Thursday, December 4th, 2014

Avoiding Police Checkpoint Not a Proper Basis for Investigatory Stop

The case of People v. Timmsen addressed whether a police officer had reasonable suspicion to initiate a traffic stop on a vehicle that made a lawful U-turn within 50 feet of a police safety checkpoint. At play were an individual’s right to privacy versus the government’s ability to effectively conduct police powers. The Third District Appellate Court ruled that avoiding police in a lawful manner does not create reasonable, articulable suspicion that a criminal offense did or is likely to occur, and thus does not create a basis, in itself, for a person to be stopped by police.

Reasonable suspicion to effectuate a stop of a person or vehicle is commonly referred to as a Terry stop (named after the famous Supreme Court decision from Terry v. Ohio). A Terry stop requires a lesser standard than is required to arrest a person, which requires probable cause. However, if there is not a sufficient basis to conduct the Terry stop in the first place, anything the officer finds will be suppressed and excluded from any judicial proceeding against a defendant, even if the officer establishes probable cause to make the arrest based on what is discovered during the stop.  In the Timmsen case, the majority held that merely avoiding interaction with the police is not a crime, it is not indicative of a crime, and it is not reasonable and articulable grounds to believe criminal activity is afoot. Had the driver broken the law in avoiding the police checkpoint, however, such conduct would have seemingly arose to the level of reasonable suspicion.

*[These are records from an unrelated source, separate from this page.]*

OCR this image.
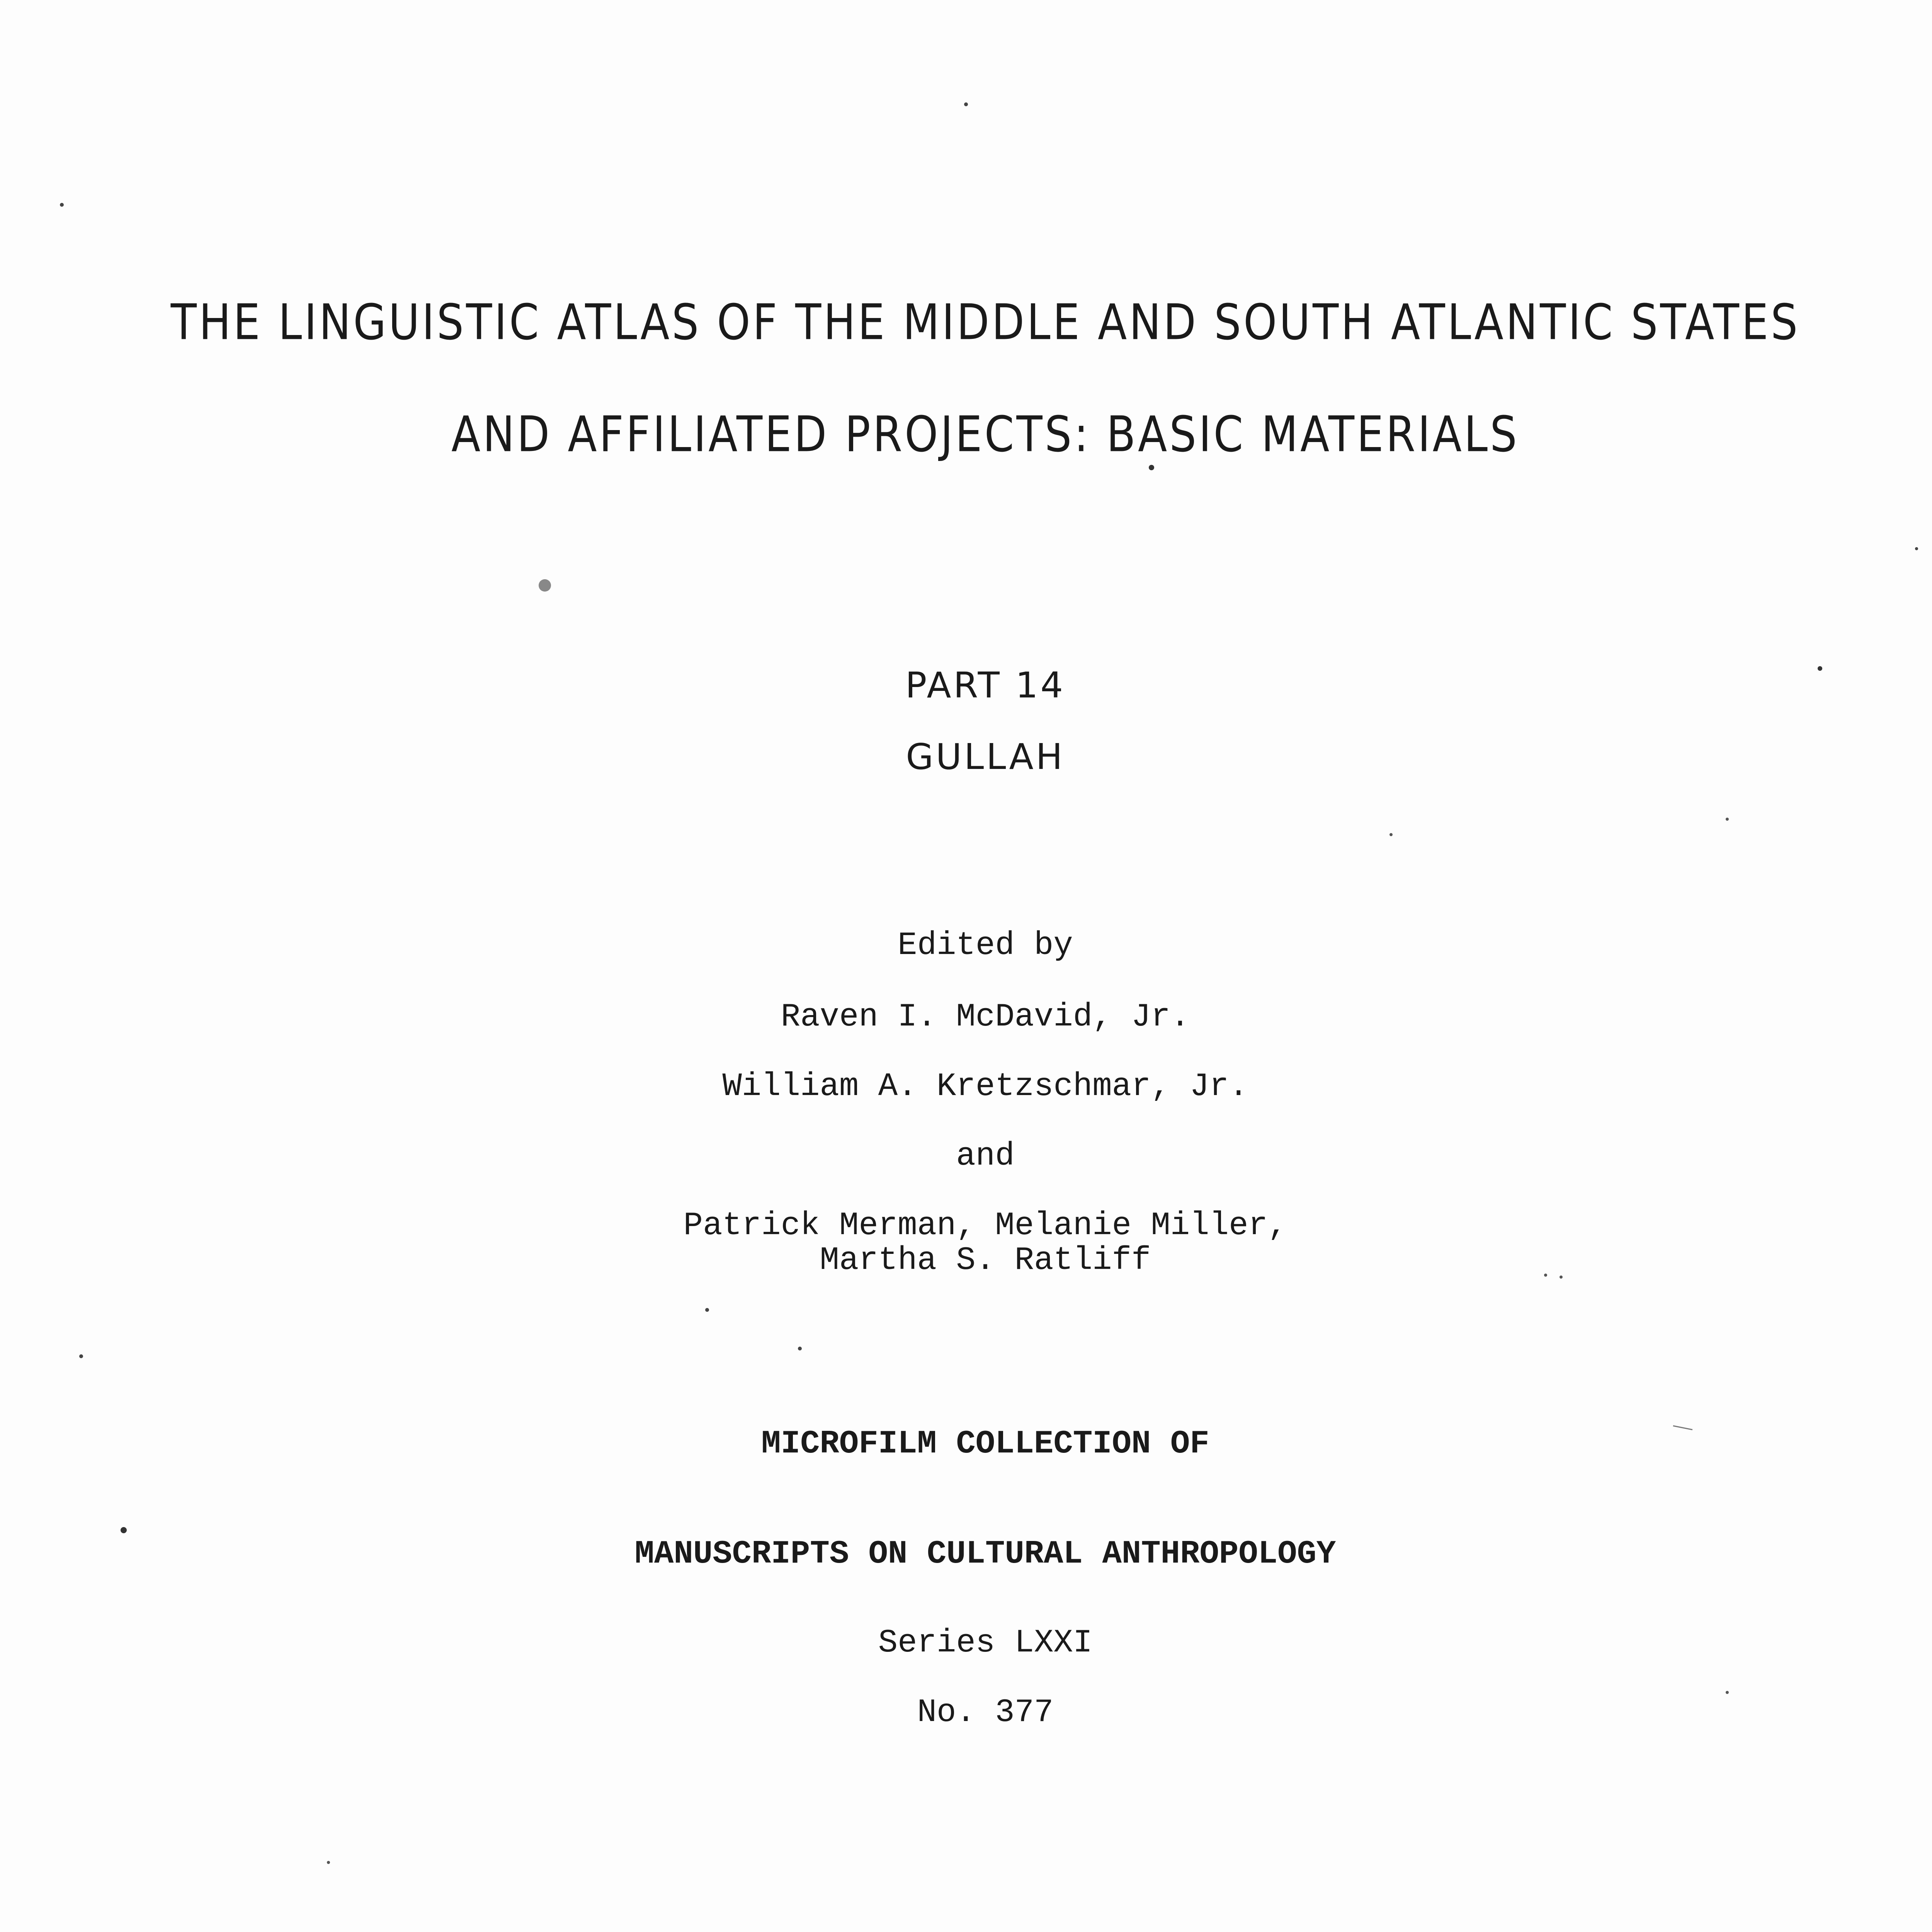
THE LINGUISTIC ATLAS OF THE MIDDLE AND SOUTH ATLANTIC STATES
AND AFFILIATED PROJECTS: BASIC MATERIALS
PART 14
GULLAH
Edited by
Raven I. McDavid, Jr.
William A. Kretzschmar, Jr.
and
Patrick Merman, Melanie Miller,
Martha S. Ratliff
MICROFILM COLLECTION OF
MANUSCRIPTS ON CULTURAL ANTHROPOLOGY
Series LXXI
No. 377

An elaborate dissent was issued with the Timmsen decision that challenged the principle that lawful activity cannot give rise to reasonable suspicion and cited other situations where Terry stops were held proper where drivers were similarly avoiding contact with police officers. While the Timmsen decision is at this point binding on all Illinois trial courts, there is a possibility that one or more other appellate districts could rule differently and the possibility that the Illinois Supreme Court or even the United States Supreme Court could overturn the decision on further appeal. We will continue to monitor the issue as it may proceed through the court system.